How Can You Stop Arthritis? (Part 1/2)
Arthritis is a condition in which the joints become inflamed and irritated. The cartilage that protects the ends of bones becomes damaged. This can lead to pain, swelling, and stiffness of the joint.
Arthritis affects the large bones of your body including your spine, hips, knees, and ankles. It can also affect smaller bones like your fingers and toes.
The major types of arthritis are osteoarthritis, rheumatoid arthritis, psoriatic arthritis, gout, and psoriasis.
Arthritis can be both acute (short-term) and chronic (long-term). Acute arthritis occurs suddenly as an episode of joint pain with swelling, redness, and heat in a single joint. Chronic arthritis occurs over time and is characterized by persistent joint stiffness and limpness that persists for more than two weeks after an acute attack.
[Note: If you want to know more about arthritis, reach out to a doctor. There are many different types of arthritis. Based on your condition, you should ideally connect with specialists. So, for gout, seek the best gout treatment in Kolkata. For other joint problems, seek the top arthroscopy treatment in Kolkata. In all, consult a specialist for more information and personalized assistance.]

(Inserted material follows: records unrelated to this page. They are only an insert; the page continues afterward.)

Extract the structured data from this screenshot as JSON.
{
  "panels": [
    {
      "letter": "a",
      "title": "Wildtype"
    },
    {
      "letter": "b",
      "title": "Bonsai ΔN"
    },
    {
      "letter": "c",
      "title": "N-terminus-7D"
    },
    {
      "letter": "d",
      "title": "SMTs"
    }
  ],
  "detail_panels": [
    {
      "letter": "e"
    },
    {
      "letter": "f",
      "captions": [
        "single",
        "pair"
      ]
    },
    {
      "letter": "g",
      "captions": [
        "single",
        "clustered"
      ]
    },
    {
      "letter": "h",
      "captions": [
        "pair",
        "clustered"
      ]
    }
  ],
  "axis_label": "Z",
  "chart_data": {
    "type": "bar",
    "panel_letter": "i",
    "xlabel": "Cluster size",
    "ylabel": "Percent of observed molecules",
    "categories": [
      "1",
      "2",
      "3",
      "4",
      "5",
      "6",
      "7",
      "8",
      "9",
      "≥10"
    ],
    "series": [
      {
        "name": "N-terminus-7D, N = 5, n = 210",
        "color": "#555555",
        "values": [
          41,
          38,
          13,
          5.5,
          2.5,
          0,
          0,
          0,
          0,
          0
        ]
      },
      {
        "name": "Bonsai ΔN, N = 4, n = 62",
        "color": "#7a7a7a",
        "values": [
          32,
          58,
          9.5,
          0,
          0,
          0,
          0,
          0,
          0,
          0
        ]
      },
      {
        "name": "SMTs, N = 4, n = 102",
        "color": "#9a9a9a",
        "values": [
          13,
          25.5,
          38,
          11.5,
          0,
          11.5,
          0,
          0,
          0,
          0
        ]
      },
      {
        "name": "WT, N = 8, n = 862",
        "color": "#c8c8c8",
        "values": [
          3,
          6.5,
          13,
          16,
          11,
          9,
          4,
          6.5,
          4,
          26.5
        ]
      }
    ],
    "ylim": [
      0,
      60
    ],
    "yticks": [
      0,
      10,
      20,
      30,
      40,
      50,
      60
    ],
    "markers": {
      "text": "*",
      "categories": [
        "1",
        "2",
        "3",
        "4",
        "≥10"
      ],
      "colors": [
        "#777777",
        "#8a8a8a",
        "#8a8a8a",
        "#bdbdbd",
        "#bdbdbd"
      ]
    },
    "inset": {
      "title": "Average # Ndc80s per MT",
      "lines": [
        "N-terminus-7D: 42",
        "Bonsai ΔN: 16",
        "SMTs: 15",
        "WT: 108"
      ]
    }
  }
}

Protecting against arthritis
Now there are several risk factors for arthritis. To stop your arthritis from progressing and getting worse (or to reduce your risk of arthritis), the key here is to eliminate or minimize these risk factors.
If you’re already showing signs of this disease, a significant part of your treatment, in addition to addressing the direct symptoms, will be focused on managing risk factors. In case, you’re still in good orthopedic health but you’re in the at-risk population for having this disease, your doctor will guide you to manage your risks so that the onset of possible symptoms is delayed or mitigated.
What are the risk factors for arthritis?
Here are some of the common risk factors for arthritis:
- Age. You are more likely to develop arthritis as you get older.
- Gender. Women are more likely than men to get arthritis later in life.
- Family history. If a parent, brother, or sister has arthritis, you may be at increased risk as well.
- Injury or trauma. High-impact sports such as football and basketball have been linked to an increased risk of developing arthritis later in life.
- Obesity, smoking, and high blood pressure also increase the chances of developing joint problems later in life.
- Sedentary lifestyle. Sitting down for long periods can lead to back pain, neck pain, and muscle strain. The longer you spend sitting down, the higher your risk of developing arthritis.
- Smoking. It increases the risk of rheumatoid arthritis.